Sur fond de débat sur la déchéance de la nationalité et de prorogation ou non de « l’état d’urgence », 2016 débute par une semaine particulièrement anxiogène de commémoration de la tuerie de Charlie hebdo il y a tout juste un an...
Pas une chaîne de télé qui n’aie programmé pour l’occasion une série de « reportages » ou de « débats ». Le point d’orgue en sera le rassemblement concert du 10 janvier place de la République où l’on pourra écouter les Chœurs de l’armée française et la toujours sémillante idole des jeunes Johnny Halliday.
L’heure des bilans
L’état d’urgence arrivant à échéance le 26 février, de quel bilan positif le gouvernement peut-il se prévaloir dans sa « lutte contre le terrorisme » ? à notre connaissance, aucune cellule de Daesh n’a été à ce jour démantelée après plus de 3 000 perquisitions – excusez du peu – et 309 gardes à vue, dont une bonne partie étaient consécutives à des manifestations non autorisées.Par contre, les atteintes à nos libertés fondamentales ont, elles, été légion : interdictions de manifester, assignations à résidence, gardes à vue abusives, etc. faisant l’objet de 46 procédures judiciaires pour excès de pouvoir. Notons que le ministère de l’Intérieur n’a pas jugé utile d’établir un bilan des « 453 infractions constatées » qui ferait la différence entre celles relevant du droit commun et celles relevant d’une « entreprise terroriste ». Et ce n’est pas la baisse de 15 % de voitures brûlées dans la nuit de la Saint-Sylvestre qui pourrait embellir le tableau !
Les pieds dans le tapis
Frénésie répressive et amateurisme semblent être les carburants essentiels de la politique actuelle du gouvernement. Lâché par la plupart de ses soutiens dans son projet de loi sur la déchéance pour les Français ayant une double nationalité, il semble qu’il n’envisage plus à présent de proroger l’état d’urgence au delà du 26 février, alors qu’il nous promettait il y a peu un état d’urgence permanent. Ces reculades, si elles se confirmaient, seraient l’expression d’un échec supplémentaire pour un gouvernement déjà fortement discrédité.Ces possibles reculs sont d’abord à mettre au crédit d’un mouvement social qui, bien que minoritaire dans une « opinion publique » traumatisée, a su, dans une situation politique difficile, ne pas renoncer à se rassembler, manifester, tenir des meetings, faire grève... Dire tout simplement Non ! Ils sont aussi l’expression d’une totale absence de stratégie de la part de ceux qui nous gouvernent ou qui prétendent les remplacer en 2017.

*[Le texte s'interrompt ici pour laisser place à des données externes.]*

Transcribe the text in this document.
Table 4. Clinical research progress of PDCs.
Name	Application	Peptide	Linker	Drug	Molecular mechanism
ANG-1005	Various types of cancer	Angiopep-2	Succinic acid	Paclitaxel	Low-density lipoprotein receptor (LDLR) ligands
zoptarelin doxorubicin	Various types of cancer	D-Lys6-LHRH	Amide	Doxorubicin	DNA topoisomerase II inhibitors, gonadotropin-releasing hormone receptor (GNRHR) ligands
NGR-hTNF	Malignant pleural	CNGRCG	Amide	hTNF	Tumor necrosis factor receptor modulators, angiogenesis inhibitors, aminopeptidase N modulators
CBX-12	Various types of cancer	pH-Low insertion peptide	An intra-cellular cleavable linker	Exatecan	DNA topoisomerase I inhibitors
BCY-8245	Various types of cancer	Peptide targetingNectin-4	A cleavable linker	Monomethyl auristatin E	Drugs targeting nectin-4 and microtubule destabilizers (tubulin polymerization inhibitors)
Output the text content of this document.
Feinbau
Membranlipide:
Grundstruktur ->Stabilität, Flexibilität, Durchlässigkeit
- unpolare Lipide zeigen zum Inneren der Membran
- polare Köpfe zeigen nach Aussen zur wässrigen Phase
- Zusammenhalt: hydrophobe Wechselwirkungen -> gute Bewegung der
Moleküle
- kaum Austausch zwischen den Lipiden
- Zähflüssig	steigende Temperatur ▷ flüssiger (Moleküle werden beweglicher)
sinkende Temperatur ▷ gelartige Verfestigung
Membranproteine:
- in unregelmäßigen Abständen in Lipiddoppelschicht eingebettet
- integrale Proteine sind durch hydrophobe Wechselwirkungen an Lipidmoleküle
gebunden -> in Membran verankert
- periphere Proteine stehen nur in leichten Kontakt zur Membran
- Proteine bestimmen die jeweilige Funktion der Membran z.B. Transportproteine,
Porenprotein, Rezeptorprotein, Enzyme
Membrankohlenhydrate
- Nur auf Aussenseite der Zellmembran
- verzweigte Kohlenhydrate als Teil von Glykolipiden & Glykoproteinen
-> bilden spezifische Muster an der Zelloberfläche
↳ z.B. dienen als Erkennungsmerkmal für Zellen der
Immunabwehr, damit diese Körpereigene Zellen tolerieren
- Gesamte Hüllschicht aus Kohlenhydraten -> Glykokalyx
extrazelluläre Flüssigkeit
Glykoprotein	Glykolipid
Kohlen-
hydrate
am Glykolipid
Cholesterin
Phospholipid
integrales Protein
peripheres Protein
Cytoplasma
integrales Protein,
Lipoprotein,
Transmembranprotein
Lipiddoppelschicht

Ne pas relâcher la pression
Nul doute que c’est sur la question de la déchéance de la nationalité que le débat va se focaliser dans les prochains jours. Nul doute non plus qu’un « plan B » émerge pour sortir le gouvernement du guêpier dans lequel il s’est fourré. Mais il ne faudrait pas que ce débat, certes important mais aux conséquences essentiellement « symboliques », occulte ou « relativise » les autres fronts de lutte du mouvement social. Parmi ceux-ci, vendredi 15 janvier à la Bourse du travail de Paris un meeting contre la guerre à l’appel d’intellectuels, ou le 23 janvier une manifestation à Calais dans le cadre d’une journée internationale de solidarité avec les migrant Es.Le collectif « Stop l’état d’urgence », après la réussite d’un premier meeting à la Bourse du travail mi-décembre, se réunit ces prochains jours pour préparer une mobilisation nationale le 7 février. Celle-ci sera vraisemblablement précédée par une initiative parisienne courant janvier. Il propose également l’ouverture d’un site internet, et la mise à disposition d’un logo commun « stop l’état d’urgence » pour l’ensemble des mouvements qui s’opposent à celui-ci.Des convergences importantes se sont exprimées ces dernières semaines sur les questions de la guerre, de l’islamophobie, des réfugiéEs et migrantEs, de la déchéance de la nationalité. Toutes ces thématiques sont interdépendantes et nous offrent la possibilité d’un Tous ensemble qui permettrait au mouvement social de faire un saut qualitatif et quantitatif, qui renforcerait tous les fronts de lutte. C’est à cela que doivent s’atteler prioritairement les anticapitalistes ces prochaines semaines.